Data on 'packaging' in sperm cells may also help assess infertility,,
MONDAY, June 15 (HealthDay News) -- Biologists say they have discovered a clever packaging scheme that allows the genetic material in sperm to have far more influence over development of a fertilized egg than had been imagined.
The discovery has potential applications in helping infertile men, said Brad Cairns, a professor of oncological sciences at the University of Utah and a leader of the team reporting the finding in the June 14 online edition of Nature.
The vast majority of the DNA molecules that carry genetic information are tightly packaged in sperm cells, Cairns said. That tight packaging enables a win in what is literally a race for life because the first sperm to reach an egg fertilizes it, and the tightest packages are the most streamlined.
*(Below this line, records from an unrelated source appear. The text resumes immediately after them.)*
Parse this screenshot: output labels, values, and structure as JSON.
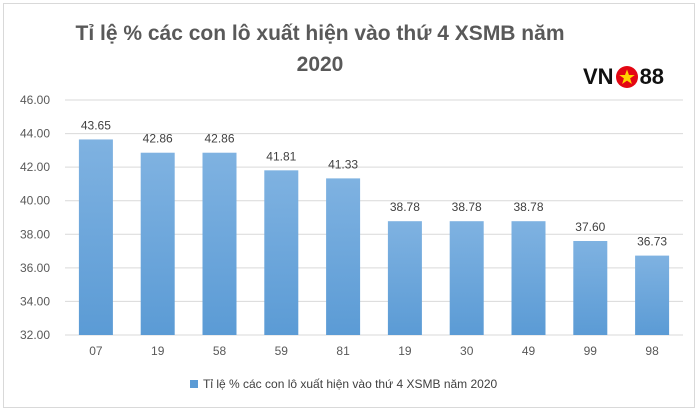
{
  "logo": {
    "prefix": "VN",
    "suffix": "88"
  },
  "legend_label": "Tỉ lệ % các con lô xuất hiện vào thứ 4 XSMB năm 2020",
  "colors": {
    "bar": "#5b9bd5",
    "bar_light": "#7fb2e1",
    "grid": "#d9d9d9",
    "logo_red": "#e30613",
    "logo_star": "#ffd200"
  },
  "chart_data": {
    "type": "bar",
    "title": "Tỉ lệ % các con lô xuất hiện vào thứ 4 XSMB năm 2020",
    "categories": [
      "07",
      "19",
      "58",
      "59",
      "81",
      "19",
      "30",
      "49",
      "99",
      "98"
    ],
    "series": [
      {
        "name": "Tỉ lệ % các con lô xuất hiện vào thứ 4 XSMB năm 2020",
        "values": [
          43.65,
          42.86,
          42.86,
          41.81,
          41.33,
          38.78,
          38.78,
          38.78,
          37.6,
          36.73
        ]
      }
    ],
    "value_labels": [
      "43.65",
      "42.86",
      "42.86",
      "41.81",
      "41.33",
      "38.78",
      "38.78",
      "38.78",
      "37.60",
      "36.73"
    ],
    "yticks": [
      "32.00",
      "34.00",
      "36.00",
      "38.00",
      "40.00",
      "42.00",
      "44.00",
      "46.00"
    ],
    "ylim": [
      32,
      46
    ],
    "grid": true,
    "legend_position": "bottom"
  }
}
"But when it comes to development, the sperm is at a real disadvantage," Cairns said. "The vast majority of their genes are tightly packed in material that is not helpful in giving them full expression."
In every cell other than sperm, DNA molecules are wrapped around structures called histones, an arrangement that allows for easy transmission of their genetic instructions. But only 4 percent of sperm DNA is arranged around histones. The other 96 percent is in a dense, impenetrable material called protamine.
"The hypothesis has been that this 4 percent of DNA in histones is randomly distributed," Cairns said. "We challenged the hypothesis and found that the DNA that is in histones is not randomly distributed but is located at important genes for embryonic development."
The discovery was made by using DNA from sperm at the University of Utah's in vitro fertilization clinic. "We isolated the DNA attached to histones and sequenced it," Cairns said. "We found genes that are important in guiding the development of the embryo."